Both candidate chaperones may target not one but multiple immune regulatory pathways common to many inflammatory and autoimmune diseases. In collaboration with Professor Carl Goodyear, University of Glasgow, UK, Foulkes has shown that 1805 selectively targets gene signalling in immune cells from autoimmune patients compared to cells from healthy donors. He is also working with Professor Tariq Ahmad, Exeter University, UK, to see if these new generation of immune resolution promoting chaperone-derived molecules may be effective at treating a number of gastrointestinal chronic inflammatory diseases such as ulcerative colitis.
Drug development
Drug candidates 1805 and 1104 both aim to achieve long-term disease remission with less frequent dosing compared to current therapies, without suppressing the immune system directly. Existing treatments which do cause immune suppression can leave a patient vulnerable to other illnesses, such as infection.
The proteins 1805 and 1104 are able to bind to antigen-presenting cells, such as dendritic cells, where they have a direct impact on the body’s tolerogenic capacity. In addition, the proteins can indirectly promote the immune suppressive activities of regulatory T cells.
Both molecules have the potential to return an out-of-balance immune system to its normal state, putting patients into long-term disease remission, without the significant side effects seen with current chronic therapy. Foulkes hopes to lead further trials to explore how 1805 and 1104 may aid remission of other inflammatory diseases, such as food allergies and inflammatory bowel disease.
How did you become interested in the biopharma industry?
I have always been interested in how medicines can treat serious diseases. My initial interest was in how key endogenous factors control high blood pressure. I soon realised a key feature of the human immune system is its ability to be modified leading to effective treatments for human diseases.
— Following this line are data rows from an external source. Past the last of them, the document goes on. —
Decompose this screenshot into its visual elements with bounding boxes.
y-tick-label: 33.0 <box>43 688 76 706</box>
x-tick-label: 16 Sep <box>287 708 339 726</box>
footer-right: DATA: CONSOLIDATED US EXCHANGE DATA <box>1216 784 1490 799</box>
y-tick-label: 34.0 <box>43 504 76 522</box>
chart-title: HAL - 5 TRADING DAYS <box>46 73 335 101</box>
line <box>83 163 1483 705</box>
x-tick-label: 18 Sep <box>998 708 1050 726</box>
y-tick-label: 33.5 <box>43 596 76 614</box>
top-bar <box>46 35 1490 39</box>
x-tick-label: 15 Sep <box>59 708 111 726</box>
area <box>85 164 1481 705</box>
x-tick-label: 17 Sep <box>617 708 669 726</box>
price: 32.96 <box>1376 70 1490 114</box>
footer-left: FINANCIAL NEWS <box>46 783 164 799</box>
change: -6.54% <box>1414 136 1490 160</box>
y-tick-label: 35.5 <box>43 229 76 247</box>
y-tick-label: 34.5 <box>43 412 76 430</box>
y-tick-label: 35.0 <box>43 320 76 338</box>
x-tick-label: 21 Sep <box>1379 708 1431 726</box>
How does Revolo Biotherapeutics’ approach differ from other companies?
At Revolo, our approach is to utilise the regulatory immune response to re-balance deleterious inflammatory events through the physiological activation of regulatory T and B cells by acting upstream in the immune cascade using chaperone molecules to regulate the immune system. This is very different from other approaches, where companies target single downstream mediators, such as cytokines, with some level of relief, but with limited clinical benefit.
What are the next steps in developing chaperone proteins for clinical use?
Revolo Biotherapeutics have completed an efficacy phase 2 study in eosinophilic esophagitis and seasonal allergic rhinitis with 1104 and a single study with 1805 in rheumatoid arthritis (RA) patients. We are planning additional studies in EoE, food allergy, RA, and ulcerative colitis, as these chaperone-derived drugs are likely to have utility in a range of allergic and autoimmune diseases. This will potentially confirm the power of chaperones to control excessive immune activation through effects on multiple cells and processes.
How else could we harness the power of chaperone proteins?
The restoration of immune tolerance for the treatment of these inflammatory diseases is very novel and ground-breaking, and chaperone-based proteins may reduce long-term chronic inflammation and reset immune balance in numerous diseases.
What advice would you give someone moving into the field of biotherapeutics?
Biotech is so rewarding and exciting and it provides a means to use your scientific training and skills to make a real difference in patient care in a number of as yet, incurable diseases.